Una buena noticia para la audiencia.

¡Claro!, esta es una especie de trilogía en donde los personajes se repiten. Aunque en La muerte de Honorio la historia cambia un poco, porque Miguel Otero Silva tuvo la oportunidad de escribirla en democracia, porque hay que pensar que la primera edición de Casas muertas no fue en Venezuela, sino en Argentina.

¿Qué le ha pedido a los actores para esta puesta en escena?

Digamos que al principio les hablé un poco de la línea brechtiana y la fuerza lorquiana, les pedí que se alejaran del realismo y del naturalismo, es decir, que no fuese una cosa de Chéjov pues podía llegar a rozar el folclor, algo que realmente no quería. A pesar de eso, en la obra se toca una periquera y un zumba-que-zumba, incluso se baila joropo. Me van a ver a mí bailar joropo, eso también vale cash (risas).

También nos topamos con una dificultad y es que cuando Jan me entregó el primer borrador, percibí que le hacía falta un interlocutor a Sebastián, así que sugerí que el personaje de Feliciano tuviese mayor presencia y pudiese rescatar otros personajes y encarnarlos en sí mismo. No hacerlo haría muy extensa la obra y la aparición de los personajes adquiriría un aspecto episódico, carecerían de capacidad de desarrollo. Gracias a eso, mi hijo Jan encarna a un Feliciano más que necesario en este montaje.

Muchos creen que este montaje servirá de espejo a la actualidad. ¿Qué piensa de esto?

Los judíos sefardíes dirían: «tu boca es el cielo mi rey, tu boca es el cielo». Pues sí, totalmente, yo creo que el teatro es eso, exactamente lo que acabas de decir, es el espejo en donde se refleja la imagen virtual de la realidad y además lo hace, al mismo tiempo, de forma invertida. Entonces, claro, a veces hay gente que cuando va al teatro quiere una página arrancada de la vida misma, yo les digo que la vida misma está en la calle. El teatro es arte, es espejo y creo que sí, se van a ver retratados, van a ver ese rostro deformado de lo que es nuestra realidad como si fuera un espejo cóncavo, convexo, como los espejos de feria en los que uno se ve y se deforma.

¿Qué le espera a la audiencia cuando vea el montaje?

Primero le espera una emoción de identidad, no quiero decir nacionalista, sino de identidad. Cuando vayan sentirán: ¡esto es Venezuela, yo soy esto, soy un poco la Carmen Rosa que no quiere que esto siga así!

También creo que sentirán la emoción de ver un espectáculo que, ante todo, como buen espectáculo, entretiene. La idea también del teatro es que llene ese espacio de ocio que tiene el público, la gente, los trabajadores, los ciudadanos, para ver teatro, ver arte y al ver ambos elementos este ciudadano se sentirá más ciudadano, más gente, más persona, más humano, más civilizado y la civilización es la única que puede vencer a los bárbaros que nos siguen gobernando.

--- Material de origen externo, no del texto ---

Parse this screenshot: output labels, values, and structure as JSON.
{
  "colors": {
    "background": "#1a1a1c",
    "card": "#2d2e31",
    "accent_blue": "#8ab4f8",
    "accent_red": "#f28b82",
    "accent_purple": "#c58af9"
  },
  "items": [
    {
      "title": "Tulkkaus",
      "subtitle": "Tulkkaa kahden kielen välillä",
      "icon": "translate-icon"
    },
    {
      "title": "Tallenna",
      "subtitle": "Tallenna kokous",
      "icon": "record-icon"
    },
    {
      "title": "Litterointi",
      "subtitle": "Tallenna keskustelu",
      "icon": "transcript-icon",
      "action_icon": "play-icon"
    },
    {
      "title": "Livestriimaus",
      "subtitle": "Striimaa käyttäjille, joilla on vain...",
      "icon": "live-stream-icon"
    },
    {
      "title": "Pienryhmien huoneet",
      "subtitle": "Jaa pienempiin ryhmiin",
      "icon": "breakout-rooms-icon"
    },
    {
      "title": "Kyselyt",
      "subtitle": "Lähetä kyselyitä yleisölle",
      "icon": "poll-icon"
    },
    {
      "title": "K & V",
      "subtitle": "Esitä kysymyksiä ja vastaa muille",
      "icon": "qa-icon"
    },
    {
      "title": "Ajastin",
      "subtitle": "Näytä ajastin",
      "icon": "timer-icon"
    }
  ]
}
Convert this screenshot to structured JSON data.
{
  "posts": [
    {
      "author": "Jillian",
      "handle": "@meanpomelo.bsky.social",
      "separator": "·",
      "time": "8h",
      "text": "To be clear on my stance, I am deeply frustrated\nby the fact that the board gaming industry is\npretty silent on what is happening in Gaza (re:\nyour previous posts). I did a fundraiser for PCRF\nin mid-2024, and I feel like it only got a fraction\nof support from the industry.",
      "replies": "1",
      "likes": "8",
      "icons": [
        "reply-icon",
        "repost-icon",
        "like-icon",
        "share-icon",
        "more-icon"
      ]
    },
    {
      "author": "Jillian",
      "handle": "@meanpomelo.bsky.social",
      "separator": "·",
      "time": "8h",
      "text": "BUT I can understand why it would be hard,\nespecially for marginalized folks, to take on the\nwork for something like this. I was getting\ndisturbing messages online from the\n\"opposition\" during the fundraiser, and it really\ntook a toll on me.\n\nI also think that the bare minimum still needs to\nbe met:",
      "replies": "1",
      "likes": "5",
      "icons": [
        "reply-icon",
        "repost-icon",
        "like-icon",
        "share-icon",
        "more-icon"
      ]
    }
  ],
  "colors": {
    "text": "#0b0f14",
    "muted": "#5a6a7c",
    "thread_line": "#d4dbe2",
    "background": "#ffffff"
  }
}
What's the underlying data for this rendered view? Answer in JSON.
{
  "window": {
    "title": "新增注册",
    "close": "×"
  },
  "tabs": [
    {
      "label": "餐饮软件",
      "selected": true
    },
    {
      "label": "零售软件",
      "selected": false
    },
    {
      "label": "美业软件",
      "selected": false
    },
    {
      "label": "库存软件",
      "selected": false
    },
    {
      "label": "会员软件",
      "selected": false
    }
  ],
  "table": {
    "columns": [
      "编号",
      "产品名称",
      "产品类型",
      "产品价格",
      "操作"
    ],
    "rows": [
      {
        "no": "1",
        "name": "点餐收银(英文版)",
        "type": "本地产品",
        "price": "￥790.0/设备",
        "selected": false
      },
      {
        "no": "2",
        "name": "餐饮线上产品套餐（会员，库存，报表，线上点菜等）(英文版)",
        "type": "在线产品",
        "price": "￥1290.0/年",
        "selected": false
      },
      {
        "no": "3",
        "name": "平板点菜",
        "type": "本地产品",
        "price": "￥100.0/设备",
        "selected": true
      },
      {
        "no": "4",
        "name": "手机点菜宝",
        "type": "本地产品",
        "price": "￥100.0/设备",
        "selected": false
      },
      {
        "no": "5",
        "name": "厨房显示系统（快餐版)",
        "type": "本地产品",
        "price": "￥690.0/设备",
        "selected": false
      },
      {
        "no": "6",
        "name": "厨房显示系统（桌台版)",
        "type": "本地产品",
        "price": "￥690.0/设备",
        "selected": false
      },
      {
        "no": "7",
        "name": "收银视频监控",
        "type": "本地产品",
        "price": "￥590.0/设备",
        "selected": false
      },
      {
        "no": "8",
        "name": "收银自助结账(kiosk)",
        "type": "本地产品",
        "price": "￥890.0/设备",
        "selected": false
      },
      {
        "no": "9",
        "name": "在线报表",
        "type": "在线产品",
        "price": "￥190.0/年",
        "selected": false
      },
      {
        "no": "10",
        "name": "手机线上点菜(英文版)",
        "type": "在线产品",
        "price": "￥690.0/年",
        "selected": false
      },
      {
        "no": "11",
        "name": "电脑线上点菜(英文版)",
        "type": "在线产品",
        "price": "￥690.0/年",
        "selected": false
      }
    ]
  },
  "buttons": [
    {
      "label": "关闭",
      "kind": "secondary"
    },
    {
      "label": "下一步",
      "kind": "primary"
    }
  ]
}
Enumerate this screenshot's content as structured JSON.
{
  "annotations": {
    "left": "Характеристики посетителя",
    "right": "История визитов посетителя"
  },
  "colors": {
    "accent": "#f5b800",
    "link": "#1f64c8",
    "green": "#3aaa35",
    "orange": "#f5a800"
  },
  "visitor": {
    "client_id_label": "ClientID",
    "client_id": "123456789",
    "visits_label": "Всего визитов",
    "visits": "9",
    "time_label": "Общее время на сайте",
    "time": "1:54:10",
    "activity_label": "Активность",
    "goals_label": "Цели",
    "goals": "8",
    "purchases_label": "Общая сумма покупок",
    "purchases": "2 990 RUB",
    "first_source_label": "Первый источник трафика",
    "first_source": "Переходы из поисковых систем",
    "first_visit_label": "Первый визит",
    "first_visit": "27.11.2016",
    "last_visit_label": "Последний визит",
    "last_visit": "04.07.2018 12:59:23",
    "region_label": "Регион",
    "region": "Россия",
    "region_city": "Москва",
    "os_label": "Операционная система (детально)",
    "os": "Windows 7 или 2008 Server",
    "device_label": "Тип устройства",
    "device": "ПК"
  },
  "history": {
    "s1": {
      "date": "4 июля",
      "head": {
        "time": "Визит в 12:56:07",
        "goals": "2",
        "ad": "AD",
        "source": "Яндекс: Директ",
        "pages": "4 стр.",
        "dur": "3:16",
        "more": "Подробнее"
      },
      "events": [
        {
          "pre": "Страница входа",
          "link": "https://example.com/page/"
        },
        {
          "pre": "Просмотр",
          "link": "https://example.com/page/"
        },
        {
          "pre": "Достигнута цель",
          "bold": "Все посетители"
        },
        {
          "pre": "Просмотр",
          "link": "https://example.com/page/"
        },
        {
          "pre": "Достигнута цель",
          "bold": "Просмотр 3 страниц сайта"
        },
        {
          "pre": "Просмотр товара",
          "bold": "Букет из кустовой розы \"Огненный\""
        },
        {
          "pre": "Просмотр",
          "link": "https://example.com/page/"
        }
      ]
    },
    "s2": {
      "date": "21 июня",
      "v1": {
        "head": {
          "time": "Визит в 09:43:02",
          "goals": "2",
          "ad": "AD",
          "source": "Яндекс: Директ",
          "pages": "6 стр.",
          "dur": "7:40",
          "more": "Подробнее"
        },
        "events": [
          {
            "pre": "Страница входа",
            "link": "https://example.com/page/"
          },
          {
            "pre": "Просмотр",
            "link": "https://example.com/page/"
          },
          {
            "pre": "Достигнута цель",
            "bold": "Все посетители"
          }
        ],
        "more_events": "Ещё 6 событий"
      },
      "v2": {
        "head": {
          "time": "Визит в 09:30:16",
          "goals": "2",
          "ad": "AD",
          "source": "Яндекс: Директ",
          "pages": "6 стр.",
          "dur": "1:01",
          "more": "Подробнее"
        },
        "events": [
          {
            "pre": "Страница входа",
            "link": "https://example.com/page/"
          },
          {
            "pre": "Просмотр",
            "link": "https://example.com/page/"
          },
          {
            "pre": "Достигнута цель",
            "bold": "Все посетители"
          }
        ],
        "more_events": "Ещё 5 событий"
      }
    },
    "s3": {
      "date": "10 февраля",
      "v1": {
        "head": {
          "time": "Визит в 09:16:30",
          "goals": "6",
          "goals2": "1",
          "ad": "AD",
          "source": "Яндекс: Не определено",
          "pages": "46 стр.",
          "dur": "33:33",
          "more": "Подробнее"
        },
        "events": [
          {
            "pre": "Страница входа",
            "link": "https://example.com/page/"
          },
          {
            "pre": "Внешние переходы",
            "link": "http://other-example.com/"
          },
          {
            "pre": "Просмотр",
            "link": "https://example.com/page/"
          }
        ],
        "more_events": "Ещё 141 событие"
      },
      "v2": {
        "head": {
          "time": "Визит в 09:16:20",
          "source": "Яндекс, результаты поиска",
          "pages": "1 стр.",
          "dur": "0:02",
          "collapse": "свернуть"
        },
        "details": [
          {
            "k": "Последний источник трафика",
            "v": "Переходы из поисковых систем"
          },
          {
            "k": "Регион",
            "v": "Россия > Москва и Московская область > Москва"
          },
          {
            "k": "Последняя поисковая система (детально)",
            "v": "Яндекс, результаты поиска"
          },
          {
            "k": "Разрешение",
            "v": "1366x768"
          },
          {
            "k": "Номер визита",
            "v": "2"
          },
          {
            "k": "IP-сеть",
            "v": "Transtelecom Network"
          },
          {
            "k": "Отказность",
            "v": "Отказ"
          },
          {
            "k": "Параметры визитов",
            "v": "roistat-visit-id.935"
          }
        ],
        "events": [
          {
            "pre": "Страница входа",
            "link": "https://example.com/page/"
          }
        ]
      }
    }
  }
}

Después de sesenta y cinco años, ¿qué sigue diciendo Casas muertas de nosotros como venezolanos?

Lamentablemente la historia que representa de manera novelesca sigue muy vigente. Uno quisiera a veces pensar que esta obra es un clásico y nos gustaría que fuese un clásico como Don Quijote, solamente un clásico, inmortal. Sin embargo a Casas muertas le sucede un poco lo que podríamos asociar con una telenovela como Por estas calles, que cuando la ves uno quisiera dejar de cantar la canción de Yordano, dejar de verla, porque a nivel humano sería ideal que perdiera vigencia conforme vamos avanzando en el siglo XXI, pero no es así, sigue vigente, al igual que este montaje, y es una especie de horror lo que estamos viviendo. No me quiero poner muy pesimista pero ya llevamos veinte años del siglo XXI y las cosas van para peor.